Unfortunately, Mr. President, some poorly conceived and implemented affirmative action programs have done more to disturb and confuse that broadly accepted national consensus about equal opportunity than they have done to help their intended beneficiaries. Affirmative action is dividing us in ways its creators could never have intended because most Americans who do support equal opportunity, and are not biased, do not think it is fair to discriminate against some Americans as a way to make up for historic discrimination against other Americans. For, after all, if you discriminate in favor of one group on the basis of race, you thereby discriminate against another group on the basis of race. In discussing this subject the other day, a young man offered me this simple wisdom that we all learned from our mothers and fathers: ``Two wrongs,'' he said, ``don't make a right.''
President Clinton deserves our praise for his willingness to wade into this fray and examine whether affirmative action programs are advancing our goal of equal opportunity in a manner that is consistent with our ideals and our Constitution. In particular, I am encouraged by the President's expressed commitment to implement the Supreme Court's recent Adarand decision on affirmative action. The Department of Justice has informed all Federal agencies that every program employing race-based or similar criteria must be rigorously examined to ensure that it is narrowly tailored to meet a compelling governmental interest that cannot otherwise be achieved. If a program does not meet that test, it must be significantly changed, or it must be eliminated.

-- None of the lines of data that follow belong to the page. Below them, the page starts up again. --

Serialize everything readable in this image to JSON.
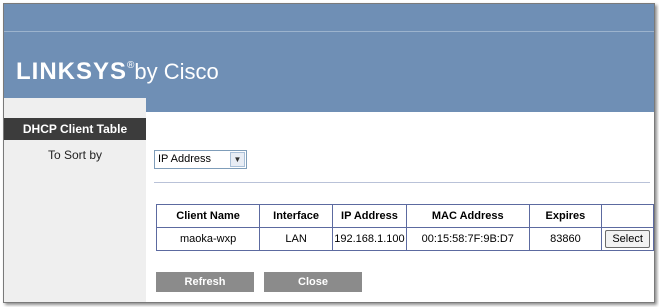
{
  "header": {
    "brand": "LINKSYS",
    "registered": "®",
    "byline": "by Cisco"
  },
  "sidebar": {
    "title": "DHCP Client Table",
    "sort_label": "To Sort by"
  },
  "sort": {
    "selected": "IP Address"
  },
  "table": {
    "headers": [
      "Client Name",
      "Interface",
      "IP Address",
      "MAC Address",
      "Expires",
      ""
    ],
    "rows": [
      {
        "client_name": "maoka-wxp",
        "interface": "LAN",
        "ip_address": "192.168.1.100",
        "mac_address": "00:15:58:7F:9B:D7",
        "expires": "83860",
        "action_label": "Select"
      }
    ]
  },
  "buttons": {
    "refresh_label": "Refresh",
    "close_label": "Close"
  },
  "colors": {
    "banner": "#6f8fb5",
    "sidebar_title": "#3c3c3c",
    "button": "#8b8b8b",
    "table_border": "#5c6aa0"
  }
}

In my own view, Mr. President, most Government programs in which race, gender, or similar status are dominant factors, will not survive the Supreme Court's new Adarand test. If that is in fact the case, we must work together to find new and, I would hope, more broadly acceptable ways to achieve the goal of promoting equal opportunity for all--particularly our poorest neighbors. I accept the premise, as I believe most Americans do, that there is still much work to be done. We must be prepared to devote more resources to enforcing our civil rights laws vigorously. We need to direct our attention, energy, and money to helping poor people, regardless of race or ethnic background, by making greater investments in education and job training, economic opportunity, and empowerment. Doing so would not only be more effective in achieving our national ideal of equal opportunity for all, but I think would restore a sense of traditional American fair play to this field that, sadly, for too many has been lost.
Some critics of affirmative action are simultaneously urging the dismantling of programs that are keys to helping poor people gain the education and skills that will make equal opportunity real for them. I will join the President, as I have before, in fighting both to preserve and reform, where necessary, those programs, and in finding ways to address the profound problems faced by those who are victims not only of discrimination, but of poverty.
I invite all our colleagues within this Chamber, in the House, and all people of good will throughout the country, who are committed to making our society as fair as possible--whatever their party affiliation or views on affirmative action--to join this important effort in the months and years ahead.